But jokes
Why are the Twin Towers mad?
They ordered burgers, but what they got was plane.
An orphan walked up to a baseball field, but a security guard said he couldn't come in because it was a home game.
I tried to organize a professional Hide-and-Seek tournament, but it was a complete failure. Good players are hard to find.
I have an addiction to cheddar cheese, but it's only mild.
I was at a funeral and made a joke. No one laughed, but someone died.
Memes
"Hey, I heard you were a bit down—where's John?"
"He died."
"Oh, I'm so sorry, but I got you food."
(After they eat) "Hey, how did John taste seasoned and cooked?"
Chrome turns you into chrome, but there is a chrome back bling, and it does nothing to you.
Why were the Twin Towers mad?
They ordered pepperoni pizza, but all they got was plane.
My mom told me to go to bed, but then I grabbed a drink and went in their room to say goodnight, and they looked like Adam and Eve on steroids!
My girlfriend left me today for spending my own money. What a bitch! I spend a fair amount of money on her for her clothes and Air Force Ones, but as soon as I spend $100 on hookers, she leaves me.
The emo kid tried to give the tree a high five, but the tree left him hanging.
You might think that tigers or lions are the best jumpers, but in my opinion, it's emos, because some of them are still in the air.
The youngest of the Twin Towers said, "Goodbye, brotha." But the one who got hit, which is the oldest, said, "If I go down, you go with me!"

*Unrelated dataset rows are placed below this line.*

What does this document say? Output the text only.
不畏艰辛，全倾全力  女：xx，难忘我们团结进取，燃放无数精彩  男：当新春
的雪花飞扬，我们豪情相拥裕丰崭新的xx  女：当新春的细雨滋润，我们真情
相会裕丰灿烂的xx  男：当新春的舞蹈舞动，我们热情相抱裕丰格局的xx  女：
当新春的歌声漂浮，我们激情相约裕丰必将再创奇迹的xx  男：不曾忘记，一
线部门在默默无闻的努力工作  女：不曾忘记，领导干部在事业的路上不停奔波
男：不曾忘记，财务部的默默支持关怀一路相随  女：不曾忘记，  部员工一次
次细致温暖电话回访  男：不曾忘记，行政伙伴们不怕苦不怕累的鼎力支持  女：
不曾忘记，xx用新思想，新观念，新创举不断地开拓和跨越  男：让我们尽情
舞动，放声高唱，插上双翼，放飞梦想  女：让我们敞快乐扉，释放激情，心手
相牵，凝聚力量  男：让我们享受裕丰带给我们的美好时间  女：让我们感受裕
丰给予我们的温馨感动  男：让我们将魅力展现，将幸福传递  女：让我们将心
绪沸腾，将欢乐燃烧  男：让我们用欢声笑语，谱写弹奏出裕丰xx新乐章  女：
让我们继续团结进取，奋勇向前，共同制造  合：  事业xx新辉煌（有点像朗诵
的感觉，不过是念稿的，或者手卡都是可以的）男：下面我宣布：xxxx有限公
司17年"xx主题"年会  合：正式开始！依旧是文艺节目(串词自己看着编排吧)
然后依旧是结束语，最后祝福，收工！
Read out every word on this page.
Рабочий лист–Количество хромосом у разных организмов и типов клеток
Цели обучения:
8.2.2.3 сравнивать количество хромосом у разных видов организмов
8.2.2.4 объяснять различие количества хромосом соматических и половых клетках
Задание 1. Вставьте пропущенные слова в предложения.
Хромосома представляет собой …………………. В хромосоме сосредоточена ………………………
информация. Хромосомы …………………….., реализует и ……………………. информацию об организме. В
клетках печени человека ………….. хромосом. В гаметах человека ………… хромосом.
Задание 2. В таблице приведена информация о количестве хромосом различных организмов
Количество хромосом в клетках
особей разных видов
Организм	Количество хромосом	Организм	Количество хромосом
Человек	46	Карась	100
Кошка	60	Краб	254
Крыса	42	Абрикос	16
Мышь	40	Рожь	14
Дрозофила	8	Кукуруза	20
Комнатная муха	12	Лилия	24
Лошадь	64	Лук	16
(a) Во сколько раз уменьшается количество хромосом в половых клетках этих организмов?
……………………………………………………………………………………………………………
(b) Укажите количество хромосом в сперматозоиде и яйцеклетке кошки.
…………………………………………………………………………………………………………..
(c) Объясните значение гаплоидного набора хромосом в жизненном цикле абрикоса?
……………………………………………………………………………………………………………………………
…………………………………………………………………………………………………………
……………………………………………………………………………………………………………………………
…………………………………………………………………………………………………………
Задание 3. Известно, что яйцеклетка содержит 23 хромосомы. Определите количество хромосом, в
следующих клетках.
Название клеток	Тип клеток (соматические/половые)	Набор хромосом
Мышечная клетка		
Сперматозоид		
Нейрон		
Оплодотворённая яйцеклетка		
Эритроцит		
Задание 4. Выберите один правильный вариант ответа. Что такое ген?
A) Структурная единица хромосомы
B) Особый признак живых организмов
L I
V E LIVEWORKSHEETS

What is the difference between an orphan and a non-orphan? You can slap the orphan, but not the non-orphan because they can actually tell their parents.
We thought that my mother died in the best way possible, during her sleep.
But when we did an autopsy on her, we saw she actually died in the worst way possible. During the autopsy.
The bell rings, and Ana was about to leave, but the teacher said, "The bell doesn't dismiss you, I do."
The next day, Ana was late, and the teacher asked, "Why are you late?" Ana replied with, "The bell doesn't tell me when I should arrive, I do."
I’d tell you a secret about peanut butter, but you might spread it.
For our anniversary, I gave my girlfriend a picture of me inside a pistachio.
But that’s just me in a nutshell.
When you unplug the charger to charge your phone, but you realize it was plugged into your grandpa's life support:
Apparently I'm not allowed home after house fires, but the neighbors, their house burnt lovely.